By Doug Goldring on Tue, 08/24/2010
I remember when I was a kid, there was a game of reflex in which one player placed his hand on a table and spread his fingers as wide as possible. The other person stabbed a knife (or in our case, a pen or pencil) between the fingers on the other’s hand as quickly as possible. The goal was to come as close to hitting a finger as possible, without actually cutting one off. This game was masterfully portrayed in the movie Aliens, when one character used it to demonstrate the advantages of being an Android as he blazes through the game at warp speed. This game reminded me an awful lot of that dangerous game of reflex.
All you need to do is grab the treasure from each screen. Blocking your path, however, are various knives, blades, and other sharp objects. As you might expect, the movement patterns of these obstacles grows more difficult as the game progresses. Some blades just spin, while others move across the screen, and still others work together to form a wave of blades. And you will not just be facing one of these blades on their own. You will face increasingly complex combinations of different types of blades, as well as blade motions.
Each level consists of several screens with various treasures strewn across the screen.
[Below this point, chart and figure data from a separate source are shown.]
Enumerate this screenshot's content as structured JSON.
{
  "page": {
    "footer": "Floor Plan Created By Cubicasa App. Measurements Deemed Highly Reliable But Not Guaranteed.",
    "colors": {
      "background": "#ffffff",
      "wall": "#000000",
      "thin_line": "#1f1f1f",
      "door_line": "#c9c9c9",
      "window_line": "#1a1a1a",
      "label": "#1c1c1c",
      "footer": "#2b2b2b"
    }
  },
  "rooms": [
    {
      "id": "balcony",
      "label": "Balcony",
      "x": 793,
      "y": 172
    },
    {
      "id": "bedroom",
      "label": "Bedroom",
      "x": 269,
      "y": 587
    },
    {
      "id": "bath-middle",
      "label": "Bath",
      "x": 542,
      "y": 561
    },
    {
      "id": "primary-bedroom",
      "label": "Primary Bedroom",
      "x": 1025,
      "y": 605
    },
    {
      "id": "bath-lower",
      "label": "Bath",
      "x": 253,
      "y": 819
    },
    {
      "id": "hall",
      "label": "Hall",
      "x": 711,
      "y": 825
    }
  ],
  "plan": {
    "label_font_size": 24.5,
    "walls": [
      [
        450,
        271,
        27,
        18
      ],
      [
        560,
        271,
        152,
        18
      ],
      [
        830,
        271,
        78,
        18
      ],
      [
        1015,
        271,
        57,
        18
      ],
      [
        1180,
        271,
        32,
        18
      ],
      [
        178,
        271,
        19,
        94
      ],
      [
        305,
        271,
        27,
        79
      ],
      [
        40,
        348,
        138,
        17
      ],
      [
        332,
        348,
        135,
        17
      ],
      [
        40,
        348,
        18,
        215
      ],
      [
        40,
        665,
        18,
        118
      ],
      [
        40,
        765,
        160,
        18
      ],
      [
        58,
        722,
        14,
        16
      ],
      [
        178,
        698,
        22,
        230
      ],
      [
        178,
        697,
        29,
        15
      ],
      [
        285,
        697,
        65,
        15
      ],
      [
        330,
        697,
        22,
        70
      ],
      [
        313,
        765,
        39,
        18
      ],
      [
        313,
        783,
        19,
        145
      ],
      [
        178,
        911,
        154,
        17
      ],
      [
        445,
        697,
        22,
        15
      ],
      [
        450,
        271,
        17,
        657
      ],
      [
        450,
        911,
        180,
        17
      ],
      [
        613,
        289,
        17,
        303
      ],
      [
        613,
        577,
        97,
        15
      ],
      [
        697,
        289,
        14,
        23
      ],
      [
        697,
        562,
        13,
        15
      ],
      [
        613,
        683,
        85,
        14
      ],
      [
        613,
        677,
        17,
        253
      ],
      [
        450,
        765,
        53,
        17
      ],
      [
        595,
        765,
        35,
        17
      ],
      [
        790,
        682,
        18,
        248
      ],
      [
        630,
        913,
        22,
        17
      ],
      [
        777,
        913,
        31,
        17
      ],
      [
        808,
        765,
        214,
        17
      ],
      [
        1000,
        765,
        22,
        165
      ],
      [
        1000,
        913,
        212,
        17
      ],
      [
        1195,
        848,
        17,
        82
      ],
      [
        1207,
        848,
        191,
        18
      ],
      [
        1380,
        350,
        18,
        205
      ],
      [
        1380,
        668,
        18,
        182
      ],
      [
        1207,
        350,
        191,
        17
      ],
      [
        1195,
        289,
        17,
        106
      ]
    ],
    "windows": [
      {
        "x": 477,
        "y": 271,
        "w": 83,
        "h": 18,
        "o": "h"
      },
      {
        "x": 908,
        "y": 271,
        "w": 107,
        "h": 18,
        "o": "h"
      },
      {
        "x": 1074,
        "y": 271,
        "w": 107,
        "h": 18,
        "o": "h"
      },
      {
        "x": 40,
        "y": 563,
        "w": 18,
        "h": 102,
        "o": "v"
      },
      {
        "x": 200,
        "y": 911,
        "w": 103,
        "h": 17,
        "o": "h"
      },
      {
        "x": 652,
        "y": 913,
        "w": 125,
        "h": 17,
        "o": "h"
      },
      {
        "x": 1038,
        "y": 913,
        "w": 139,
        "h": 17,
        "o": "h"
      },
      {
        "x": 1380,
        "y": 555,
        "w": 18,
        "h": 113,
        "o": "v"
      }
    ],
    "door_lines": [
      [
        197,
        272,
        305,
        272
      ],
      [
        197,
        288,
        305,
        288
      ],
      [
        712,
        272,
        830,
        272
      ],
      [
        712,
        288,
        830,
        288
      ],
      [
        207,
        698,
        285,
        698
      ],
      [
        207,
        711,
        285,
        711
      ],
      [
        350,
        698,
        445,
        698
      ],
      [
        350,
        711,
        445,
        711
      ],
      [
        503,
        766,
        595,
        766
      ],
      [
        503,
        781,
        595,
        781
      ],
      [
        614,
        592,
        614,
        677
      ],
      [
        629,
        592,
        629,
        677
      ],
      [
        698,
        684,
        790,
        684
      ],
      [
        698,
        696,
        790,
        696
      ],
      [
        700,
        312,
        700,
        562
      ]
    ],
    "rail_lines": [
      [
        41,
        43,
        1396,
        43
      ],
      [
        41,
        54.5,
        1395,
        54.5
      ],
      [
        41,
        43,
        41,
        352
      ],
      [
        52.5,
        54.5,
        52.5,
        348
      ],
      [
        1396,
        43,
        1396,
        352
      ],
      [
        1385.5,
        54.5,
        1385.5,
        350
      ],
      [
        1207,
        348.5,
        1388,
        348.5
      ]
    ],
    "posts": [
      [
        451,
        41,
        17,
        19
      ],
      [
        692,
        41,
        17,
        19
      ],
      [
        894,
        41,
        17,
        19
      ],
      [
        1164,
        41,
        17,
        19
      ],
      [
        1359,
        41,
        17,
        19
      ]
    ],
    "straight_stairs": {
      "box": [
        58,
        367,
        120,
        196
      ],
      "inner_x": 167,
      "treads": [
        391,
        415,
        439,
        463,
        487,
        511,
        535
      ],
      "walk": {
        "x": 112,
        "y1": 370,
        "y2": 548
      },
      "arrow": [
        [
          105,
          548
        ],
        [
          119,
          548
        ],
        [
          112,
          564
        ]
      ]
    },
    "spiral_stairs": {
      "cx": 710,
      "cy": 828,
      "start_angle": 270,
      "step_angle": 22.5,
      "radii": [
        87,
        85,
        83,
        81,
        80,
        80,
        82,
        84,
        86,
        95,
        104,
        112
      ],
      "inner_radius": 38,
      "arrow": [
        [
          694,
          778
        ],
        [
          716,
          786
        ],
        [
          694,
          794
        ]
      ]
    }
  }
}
All you need to do is tap the treasures in order to collect them (tap matching treasures in sequence for bonus points). Watch out though, those knives are sharp, and they will cut you. When they do, blood will spray across the screen.
Take three hits and your game will come to an end. Don’t worry though, some levels also feature the coveted red ruby jewel, which will restore your health, giving you an extra hit opportunity. Also working against you is the timer blazing across the bottom of the screen. Run out of time and you are done, as well.
Once you have tried a particular level, pay attention to the title screen at the beginning. This will display your critical stats, including the number of each style treasure you earned. Collect all of the treasure on the level without taking a hit in order to win the Mastered Award.
I was really quite impressed by this game. I actually played it longer than most games I review because I originally downloaded the iPhone version, and wanted to wait for the iPad version before writing the review. The graphics and animation looked great, and flowed through the game. I did find that the whole thing got to be a bit redundant after a while, but this was offset by the significant increase in the challenge posed by some of the more complicated knives on the higher levels. i will say, however, that I was disappointed by the disparity in pricing between the iPhone version ($0.99) and essentially the exact same game on the iPad ($2.99). Don’t worry, though, because both the iPhone and iPad will allow you to download a free trial consisting of the first levels (the full game has a whopping 50 levels and two different difficulties. In the end, this is one of those quick and dirty games which is just perfect for filling those random bits of downtime throughout the day (nothing says waiting in line at the DMV like a screen full of knives).